The content of the song focuses on the titular (unnamed) Kerry recruit, a peasant beginning the song by "digging turf in Tralee" (or "digging turf on the lea"), who abandons his tool out of desire to do more with his life. Later, encountering a recruiting sergeant, the protagonist of the song is enlisted into the army. The humorous aspects of the song come from the inexperience of the recruit, such as giving descriptions of a man-of-war as "Three sticks in the middle, and on 'em a sheet, // And she walks on the water without any feet" or from the recruit misunderstanding or misidentifying the equipment (a red coat, stock, cockade, gun, and horse) given to him. This inability of the protagonist to accomplish anything also allowed the song to be used as an anti-war song, discouraging recruitment and enlistment by mocking the rigidity of the military and other aspects of military training. A difference in tone at the end of the song, where the recruit describes their experience in Balaclava and lists losing an eye and leg, as well as "heads, arms, and legs lying scattered around," also indicates that the intent of the song was not wholly intended to mock the recruit. Some versions of the song include details or lines about the way the Kerry recruit joined the army, such as being bribed by the recruiting sergeant or conned into enlisting after being drunk. Others include references to the recruit returning from war only to be exiled from their community.
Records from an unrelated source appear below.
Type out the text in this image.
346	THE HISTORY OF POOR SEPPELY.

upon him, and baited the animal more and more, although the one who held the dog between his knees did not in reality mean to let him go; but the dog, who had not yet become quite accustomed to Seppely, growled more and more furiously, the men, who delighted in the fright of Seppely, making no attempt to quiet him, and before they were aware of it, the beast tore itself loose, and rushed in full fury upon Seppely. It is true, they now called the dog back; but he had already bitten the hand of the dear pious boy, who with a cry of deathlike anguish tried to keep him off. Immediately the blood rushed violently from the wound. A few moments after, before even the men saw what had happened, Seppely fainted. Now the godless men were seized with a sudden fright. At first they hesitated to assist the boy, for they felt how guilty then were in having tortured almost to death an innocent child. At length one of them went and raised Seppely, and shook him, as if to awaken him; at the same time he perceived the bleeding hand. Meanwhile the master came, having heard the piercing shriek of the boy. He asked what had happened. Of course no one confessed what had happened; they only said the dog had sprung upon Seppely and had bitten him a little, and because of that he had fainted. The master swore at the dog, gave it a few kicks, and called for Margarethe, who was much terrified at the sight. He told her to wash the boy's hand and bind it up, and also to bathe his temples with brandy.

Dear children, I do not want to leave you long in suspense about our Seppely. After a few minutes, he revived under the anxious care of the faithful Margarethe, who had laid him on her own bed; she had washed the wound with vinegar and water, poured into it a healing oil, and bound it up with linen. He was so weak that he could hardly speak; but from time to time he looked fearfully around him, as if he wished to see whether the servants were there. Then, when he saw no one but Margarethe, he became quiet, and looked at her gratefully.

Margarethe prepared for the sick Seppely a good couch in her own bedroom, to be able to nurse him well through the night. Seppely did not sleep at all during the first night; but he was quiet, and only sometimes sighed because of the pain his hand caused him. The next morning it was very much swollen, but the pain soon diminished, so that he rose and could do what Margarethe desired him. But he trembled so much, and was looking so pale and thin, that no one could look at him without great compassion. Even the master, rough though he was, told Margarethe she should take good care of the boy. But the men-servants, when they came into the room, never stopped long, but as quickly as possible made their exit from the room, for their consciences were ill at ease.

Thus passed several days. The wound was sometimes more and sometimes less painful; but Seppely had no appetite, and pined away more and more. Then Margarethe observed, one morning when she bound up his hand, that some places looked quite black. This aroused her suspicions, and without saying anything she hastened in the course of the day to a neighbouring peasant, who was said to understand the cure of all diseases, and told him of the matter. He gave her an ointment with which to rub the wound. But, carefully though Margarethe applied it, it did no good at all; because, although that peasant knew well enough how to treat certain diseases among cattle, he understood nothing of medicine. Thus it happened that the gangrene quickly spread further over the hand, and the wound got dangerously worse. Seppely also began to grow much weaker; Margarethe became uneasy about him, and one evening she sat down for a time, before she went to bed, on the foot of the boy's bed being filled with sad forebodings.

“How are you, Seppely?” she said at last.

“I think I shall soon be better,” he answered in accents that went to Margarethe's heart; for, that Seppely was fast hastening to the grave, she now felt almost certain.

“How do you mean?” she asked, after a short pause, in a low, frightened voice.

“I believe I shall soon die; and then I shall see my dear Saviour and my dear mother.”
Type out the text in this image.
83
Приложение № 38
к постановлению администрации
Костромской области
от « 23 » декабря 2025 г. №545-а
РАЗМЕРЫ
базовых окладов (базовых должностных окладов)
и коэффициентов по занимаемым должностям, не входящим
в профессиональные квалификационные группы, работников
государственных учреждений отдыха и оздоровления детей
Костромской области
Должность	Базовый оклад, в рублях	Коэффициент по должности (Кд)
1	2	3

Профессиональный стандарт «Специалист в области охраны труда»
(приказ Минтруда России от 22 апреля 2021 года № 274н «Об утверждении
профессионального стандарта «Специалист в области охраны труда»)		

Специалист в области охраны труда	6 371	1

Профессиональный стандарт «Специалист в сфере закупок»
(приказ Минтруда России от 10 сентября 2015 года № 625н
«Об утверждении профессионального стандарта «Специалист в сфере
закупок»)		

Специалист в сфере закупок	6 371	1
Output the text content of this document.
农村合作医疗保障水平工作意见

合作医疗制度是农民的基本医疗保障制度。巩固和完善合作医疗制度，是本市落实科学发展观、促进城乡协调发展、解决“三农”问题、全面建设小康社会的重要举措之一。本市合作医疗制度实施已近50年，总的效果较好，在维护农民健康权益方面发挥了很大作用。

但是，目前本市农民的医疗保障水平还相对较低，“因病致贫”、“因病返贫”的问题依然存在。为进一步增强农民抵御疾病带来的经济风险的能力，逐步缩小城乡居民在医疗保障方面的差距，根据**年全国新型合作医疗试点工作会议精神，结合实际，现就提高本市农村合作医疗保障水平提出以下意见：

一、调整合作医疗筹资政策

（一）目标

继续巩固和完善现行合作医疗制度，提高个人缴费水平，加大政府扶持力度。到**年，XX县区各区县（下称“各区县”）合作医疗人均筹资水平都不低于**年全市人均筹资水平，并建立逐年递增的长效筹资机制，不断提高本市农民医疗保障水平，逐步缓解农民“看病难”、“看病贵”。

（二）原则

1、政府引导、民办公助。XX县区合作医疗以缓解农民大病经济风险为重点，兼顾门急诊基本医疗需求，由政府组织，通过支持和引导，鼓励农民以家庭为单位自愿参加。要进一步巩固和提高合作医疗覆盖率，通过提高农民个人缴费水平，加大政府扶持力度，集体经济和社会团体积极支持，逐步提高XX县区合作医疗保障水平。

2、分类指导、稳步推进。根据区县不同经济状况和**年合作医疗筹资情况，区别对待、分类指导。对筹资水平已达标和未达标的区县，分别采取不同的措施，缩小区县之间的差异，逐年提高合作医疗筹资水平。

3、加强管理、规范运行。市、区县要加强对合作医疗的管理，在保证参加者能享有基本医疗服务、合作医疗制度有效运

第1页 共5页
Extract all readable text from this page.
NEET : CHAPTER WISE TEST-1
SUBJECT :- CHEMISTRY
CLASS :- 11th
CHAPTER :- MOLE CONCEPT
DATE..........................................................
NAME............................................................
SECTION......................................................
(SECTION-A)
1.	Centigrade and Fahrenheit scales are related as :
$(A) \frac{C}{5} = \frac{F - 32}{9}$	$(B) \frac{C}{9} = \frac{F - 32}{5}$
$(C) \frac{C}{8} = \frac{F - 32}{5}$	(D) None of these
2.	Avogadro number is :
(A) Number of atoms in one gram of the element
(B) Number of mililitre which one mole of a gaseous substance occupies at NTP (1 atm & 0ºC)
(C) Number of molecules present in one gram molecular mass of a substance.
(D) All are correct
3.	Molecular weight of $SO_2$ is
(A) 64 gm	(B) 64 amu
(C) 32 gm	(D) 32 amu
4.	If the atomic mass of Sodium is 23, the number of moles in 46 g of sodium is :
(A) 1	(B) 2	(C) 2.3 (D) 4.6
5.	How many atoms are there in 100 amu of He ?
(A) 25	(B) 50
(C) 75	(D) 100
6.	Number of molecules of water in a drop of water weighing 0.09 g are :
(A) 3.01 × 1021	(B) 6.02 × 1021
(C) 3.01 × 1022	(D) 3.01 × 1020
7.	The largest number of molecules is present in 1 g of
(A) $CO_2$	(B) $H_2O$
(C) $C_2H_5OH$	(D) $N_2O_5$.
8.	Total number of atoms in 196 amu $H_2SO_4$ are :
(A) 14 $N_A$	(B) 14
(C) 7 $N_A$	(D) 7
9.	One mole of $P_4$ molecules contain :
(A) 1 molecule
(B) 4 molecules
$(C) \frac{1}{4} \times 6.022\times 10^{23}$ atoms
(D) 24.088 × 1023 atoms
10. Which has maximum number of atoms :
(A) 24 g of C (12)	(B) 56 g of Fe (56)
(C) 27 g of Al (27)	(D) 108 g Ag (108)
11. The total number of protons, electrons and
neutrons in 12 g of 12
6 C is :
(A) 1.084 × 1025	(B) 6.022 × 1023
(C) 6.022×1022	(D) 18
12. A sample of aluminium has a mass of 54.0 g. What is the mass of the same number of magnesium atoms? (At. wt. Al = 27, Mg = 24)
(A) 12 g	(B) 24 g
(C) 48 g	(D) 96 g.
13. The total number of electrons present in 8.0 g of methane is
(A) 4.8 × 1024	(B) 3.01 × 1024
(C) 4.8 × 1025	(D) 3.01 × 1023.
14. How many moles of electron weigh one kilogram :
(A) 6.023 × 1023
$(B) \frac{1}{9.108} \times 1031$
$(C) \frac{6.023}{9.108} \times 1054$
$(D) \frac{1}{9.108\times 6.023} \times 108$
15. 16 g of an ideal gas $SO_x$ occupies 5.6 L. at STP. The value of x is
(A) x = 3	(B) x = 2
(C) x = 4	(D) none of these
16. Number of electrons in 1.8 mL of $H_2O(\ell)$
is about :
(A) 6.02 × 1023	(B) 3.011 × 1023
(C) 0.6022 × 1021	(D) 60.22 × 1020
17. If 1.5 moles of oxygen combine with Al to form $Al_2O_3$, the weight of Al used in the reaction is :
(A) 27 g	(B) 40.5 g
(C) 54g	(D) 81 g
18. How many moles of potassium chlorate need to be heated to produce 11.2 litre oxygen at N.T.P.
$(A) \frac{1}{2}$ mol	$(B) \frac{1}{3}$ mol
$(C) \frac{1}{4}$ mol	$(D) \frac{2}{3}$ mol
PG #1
The lyrics themselves are written primarily in English, but includes some fragments and phrases of Irish, arising from the use of street ballads to stir public sentiment and nationalism, where the use of the Irish language would be effective or as a holdover from the song's relative lack of popularity before being published in Irish. The contrast between the use of "rural" language or Irish slang and the higher-class English of the army would also be a part of the mockery (either of the rural Irish peasantry or the army).

The phrase "Kerry recruit" became a pejorative phrase meaning a woefully inexperienced or incapable person.